« Celui qui héberge un terroriste, est un terroriste ; celui qui collabore avec un terroriste, est un terroriste ; celui qui ne dénonce pas un terroriste, est un terroriste ; etc. », d’après le Général de division Sidi Alassane Touré, ancien gouverneur de la région de Mopti.
Depuis bientôt un an, le gouvernement de la transition du Mali a tenu l’opinion nationale et internationale à témoin concernant le changement de posture des combattants de certains groupes signataires de l’accord pour la paix et la réconciliation national, désormais caduc. En effet, ces derniers collaborent avec des terroristes reconnus et réputés. C’est d’ailleurs à travers une lettre du ministre de la Réconciliation nationale, de la paix et de la Cohésion sociale chargé de l’accord pour la paix et la réconciliation nationale, le colonel Ismaël Wagué, envoyée au chef de file de la médiation internationale, en l’occurrence, le ministre des Affaires Etrangères Algérien, que les autorités Maliennes ont fait savoir que ces groupes armés sont désormais considérés comme des terroristes.

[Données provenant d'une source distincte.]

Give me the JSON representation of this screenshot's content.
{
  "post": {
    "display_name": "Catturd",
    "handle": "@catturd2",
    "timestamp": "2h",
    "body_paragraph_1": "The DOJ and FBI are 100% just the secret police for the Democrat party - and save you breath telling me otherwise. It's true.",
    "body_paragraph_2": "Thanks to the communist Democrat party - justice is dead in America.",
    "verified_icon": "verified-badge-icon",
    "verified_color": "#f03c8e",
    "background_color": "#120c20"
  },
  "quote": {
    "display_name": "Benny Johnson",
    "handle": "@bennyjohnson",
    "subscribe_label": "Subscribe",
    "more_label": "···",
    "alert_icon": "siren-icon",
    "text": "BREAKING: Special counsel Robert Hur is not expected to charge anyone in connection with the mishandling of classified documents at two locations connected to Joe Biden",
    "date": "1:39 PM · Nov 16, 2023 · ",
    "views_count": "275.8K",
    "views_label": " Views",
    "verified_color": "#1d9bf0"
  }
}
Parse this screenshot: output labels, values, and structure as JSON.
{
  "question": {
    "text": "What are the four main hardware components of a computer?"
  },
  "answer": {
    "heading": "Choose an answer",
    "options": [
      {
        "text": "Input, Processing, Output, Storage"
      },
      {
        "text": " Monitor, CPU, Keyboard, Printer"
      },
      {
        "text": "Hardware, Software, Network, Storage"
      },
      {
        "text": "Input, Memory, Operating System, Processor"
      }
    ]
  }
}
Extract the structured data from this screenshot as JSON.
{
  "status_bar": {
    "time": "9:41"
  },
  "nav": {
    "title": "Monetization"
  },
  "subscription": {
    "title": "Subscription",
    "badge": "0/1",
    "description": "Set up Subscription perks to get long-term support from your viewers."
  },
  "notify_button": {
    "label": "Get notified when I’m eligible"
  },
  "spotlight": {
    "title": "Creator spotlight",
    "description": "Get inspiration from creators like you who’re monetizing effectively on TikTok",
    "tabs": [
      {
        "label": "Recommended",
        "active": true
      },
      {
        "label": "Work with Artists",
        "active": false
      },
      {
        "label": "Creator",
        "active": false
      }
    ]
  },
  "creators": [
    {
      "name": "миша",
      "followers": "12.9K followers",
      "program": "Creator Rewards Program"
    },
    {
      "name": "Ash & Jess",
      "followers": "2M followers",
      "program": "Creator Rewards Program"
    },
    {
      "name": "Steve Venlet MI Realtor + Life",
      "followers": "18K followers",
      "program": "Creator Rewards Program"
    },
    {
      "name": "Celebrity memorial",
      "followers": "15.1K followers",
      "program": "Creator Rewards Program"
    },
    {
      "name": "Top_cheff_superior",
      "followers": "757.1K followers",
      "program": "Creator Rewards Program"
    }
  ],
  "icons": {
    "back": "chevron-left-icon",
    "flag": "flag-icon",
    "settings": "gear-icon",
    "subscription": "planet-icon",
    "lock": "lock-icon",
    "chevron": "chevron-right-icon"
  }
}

Si le gouvernement, possédant des preuves tangibles sur la cohabitation entre les autorités algériennes et des terroristes poursuivis par la justice Malienne, l’Algérie doit être considéré comme un Etat voisin ennemi et terroriste. « Le gouvernement de la transition constate avec une vive préoccupation une multiplication d’actes inamicaux, de cas d’hostilité et d’ingérence dans les affaires intérieures du Mali par les autorités de la République Algérienne Démocratique et Populaire, toute chose portant atteinte à la sécurité nationale et à la souveraineté du Mali », d’après le communiqué du gouvernement de la transition. Parmi les actes inamicaux figurent : l’accueil sans concertation ou notification préalable, et au plus haut sommet de l’Etat algérien de citoyens Maliens subversifs et de citoyens Maliens poursuivis par la justice malienne pour actes de terrorisme et l’existence sur le territoire algérien de bureaux assurant la représentation de certains groupes signataires de l’accord pour la paix et la réconciliation au Mali issu du processus d’Alger, devenus aujourd’hui des acteurs terroristes.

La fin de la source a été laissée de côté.